J&J Shareholders Urged by Others to Reject CEO's $30 Million Payday

Gorsky_Steven Ferdman/Getty Images

Steven Ferdman/Getty Images

Johnson & Johnson Chief Executive Officer Alex Gorsky is up for a whopping $30 million payday. However, several prominent investors are urging shareholders to reject the compensation package because it shields the executive from billions of dollars in opioid-related litigation costs to the company.

J&J is a target in multiple lawsuits over the marketing of its opioid products. Despite those legal concerns and settlements of nearly $5 billion over the past two years, the CEO was up for a pay increase. 

A group of shareholders, led by the state of Illinois, several religious organizations, and the OxFam charitable organization called for the board to reduce Gorsky’s pay by about $2 million instead of increasing it.

“We believe Johnson & Johnson should protect investors by not intervening to remove the financial impact of opioid-related litigation charges from executive pay. Executives should be accountable for all consequences of corporate conduct,” the investors said in a letter to shareholders

In the letter, the shareholders say the company failed to explain its decision to remove the impact of opioid litigation that has cost the company $5 billion over the past two years to Gorsky’s earnings. The shareholders said it insulates Gorsky and other executives from the fall out of those legal issues by excluding those costs. 

Johnson & Johnson’s opioid marketing landed the company in a California court this week. J&J., along with three other companies, has been sued by Santa Clara, Los Angeles, and Orange counties and the city of Oakland over their role in the opioid crisis. The local governments are seeking $50 billion in damages from the four companies. 

In a filing with the U.S. Securities and Exchange Commission earlier this month, Johnson & Johnson said excluding litigation costs from pay is “consistent with its past practices and motivates the right executive behaviors,” Reuters reported

Gorsky has been CEO for nine years. His compensation totaled $29.6 million in 2020, up 17% from the previous year. The letter writers said they would understand shielding compensation if he had only been in the role a short time and the opioid and talc legal issues were a legacy from a previous executive team. However, that is not the case for Gorsky and the current CEOs. In addition to the opioid litigation, the life sciences giant is also facing litigation related to its talc-based products, but the letter writers chalked that up as a legacy issue.
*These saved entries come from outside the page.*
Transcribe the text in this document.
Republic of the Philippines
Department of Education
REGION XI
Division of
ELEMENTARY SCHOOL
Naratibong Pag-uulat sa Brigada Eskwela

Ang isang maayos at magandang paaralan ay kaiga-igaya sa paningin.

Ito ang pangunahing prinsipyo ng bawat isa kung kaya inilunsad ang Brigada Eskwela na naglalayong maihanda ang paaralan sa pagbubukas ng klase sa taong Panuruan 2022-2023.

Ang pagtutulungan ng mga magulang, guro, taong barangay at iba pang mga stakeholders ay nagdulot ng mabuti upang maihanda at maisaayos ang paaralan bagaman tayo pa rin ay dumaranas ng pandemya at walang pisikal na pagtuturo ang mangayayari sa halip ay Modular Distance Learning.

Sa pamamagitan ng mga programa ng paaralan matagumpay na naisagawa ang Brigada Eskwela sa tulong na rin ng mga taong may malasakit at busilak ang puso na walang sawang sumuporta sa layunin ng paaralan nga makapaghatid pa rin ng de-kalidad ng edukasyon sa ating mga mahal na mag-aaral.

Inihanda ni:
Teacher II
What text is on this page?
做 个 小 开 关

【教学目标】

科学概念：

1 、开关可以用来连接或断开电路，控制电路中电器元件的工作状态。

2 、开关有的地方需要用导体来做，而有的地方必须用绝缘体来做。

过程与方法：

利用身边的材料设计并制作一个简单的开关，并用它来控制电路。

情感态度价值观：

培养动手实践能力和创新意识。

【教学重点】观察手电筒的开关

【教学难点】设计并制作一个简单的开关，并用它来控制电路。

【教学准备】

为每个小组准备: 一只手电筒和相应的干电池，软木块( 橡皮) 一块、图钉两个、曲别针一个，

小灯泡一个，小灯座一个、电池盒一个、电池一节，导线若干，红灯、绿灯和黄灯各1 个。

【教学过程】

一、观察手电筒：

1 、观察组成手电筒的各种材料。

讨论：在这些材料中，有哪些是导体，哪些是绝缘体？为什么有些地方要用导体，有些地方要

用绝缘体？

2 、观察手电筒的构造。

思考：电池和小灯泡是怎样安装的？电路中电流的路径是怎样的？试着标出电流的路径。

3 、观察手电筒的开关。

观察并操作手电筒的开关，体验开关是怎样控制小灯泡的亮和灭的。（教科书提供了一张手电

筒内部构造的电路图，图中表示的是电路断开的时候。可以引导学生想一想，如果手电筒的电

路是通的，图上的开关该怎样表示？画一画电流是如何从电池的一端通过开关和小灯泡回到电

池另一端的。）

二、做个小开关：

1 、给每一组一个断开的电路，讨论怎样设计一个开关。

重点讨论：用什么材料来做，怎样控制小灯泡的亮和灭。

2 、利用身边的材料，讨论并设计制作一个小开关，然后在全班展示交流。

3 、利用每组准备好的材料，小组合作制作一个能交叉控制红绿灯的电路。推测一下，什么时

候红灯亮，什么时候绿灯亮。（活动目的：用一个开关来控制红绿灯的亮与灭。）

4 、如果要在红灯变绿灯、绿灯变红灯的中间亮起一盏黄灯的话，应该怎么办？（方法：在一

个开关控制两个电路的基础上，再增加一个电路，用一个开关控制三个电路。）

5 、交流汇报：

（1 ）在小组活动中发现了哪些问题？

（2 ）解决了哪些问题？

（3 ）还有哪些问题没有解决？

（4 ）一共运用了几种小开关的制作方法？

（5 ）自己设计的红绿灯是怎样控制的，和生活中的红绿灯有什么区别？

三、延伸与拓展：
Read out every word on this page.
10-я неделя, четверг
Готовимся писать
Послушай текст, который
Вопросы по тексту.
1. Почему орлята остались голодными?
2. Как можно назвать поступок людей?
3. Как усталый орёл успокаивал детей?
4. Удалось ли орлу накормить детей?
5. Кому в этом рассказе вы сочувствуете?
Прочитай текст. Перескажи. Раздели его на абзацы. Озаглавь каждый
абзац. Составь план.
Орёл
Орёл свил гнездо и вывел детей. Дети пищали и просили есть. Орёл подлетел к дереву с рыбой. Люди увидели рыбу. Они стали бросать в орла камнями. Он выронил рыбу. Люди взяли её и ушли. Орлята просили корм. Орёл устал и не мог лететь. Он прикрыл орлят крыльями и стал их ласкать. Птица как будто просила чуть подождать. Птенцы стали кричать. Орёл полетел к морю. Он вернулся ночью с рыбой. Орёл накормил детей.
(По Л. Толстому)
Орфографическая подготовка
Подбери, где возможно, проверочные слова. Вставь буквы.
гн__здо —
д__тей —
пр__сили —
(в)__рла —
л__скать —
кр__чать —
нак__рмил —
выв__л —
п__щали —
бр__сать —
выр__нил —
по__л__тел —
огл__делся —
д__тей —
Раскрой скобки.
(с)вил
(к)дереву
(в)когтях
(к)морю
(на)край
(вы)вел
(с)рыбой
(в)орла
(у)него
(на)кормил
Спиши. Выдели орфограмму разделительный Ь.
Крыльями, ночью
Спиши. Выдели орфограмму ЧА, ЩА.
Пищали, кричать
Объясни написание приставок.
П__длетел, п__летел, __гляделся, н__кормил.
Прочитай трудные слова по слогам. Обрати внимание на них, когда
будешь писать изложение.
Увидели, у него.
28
“In lodging these concerns, we are mindful of the important role Johnson & Johnson has played in combatting the COVID-19 pandemic. We support compensation plans that reward executives for such laudable achievements as vaccine development despite the recent recommendation from the U.S. Centers for Disease Control and Prevention and the U.S. Food and Drug Administration to pause the use of the Janssen vaccine in response to rare adverse reactions involving blood clots,” the letter noted.

“Compensation plans work more effectively when they take both successes and failures into account. We believe the issue of linking executives’ pay to the costs of the opioid crisis is both singularly important and separate from the question of whether executives merit recognition in the development of a vaccine,” the letter continued. “With CEO Gorsky receiving nearly $30 million in pay in 2020, and benefiting from an increase to his long-term incentive opportunity this year (125% of target) in light of last year’s performance, we believe there is ample scope to balance these competing demands.”

The complaints raised by the Illinois Treasurer, OxFam, and the others echo concerns raised earlier this month by Institutional Shareholder Services (ISS) and Glass Lewis. As Reuters reported earlier this month, ISS wrote in a note to its shareholders that “...investors may nonetheless expect an explanation from the company of how the compensation committee considered the extraordinarily large litigation charges when making compensation decisions.”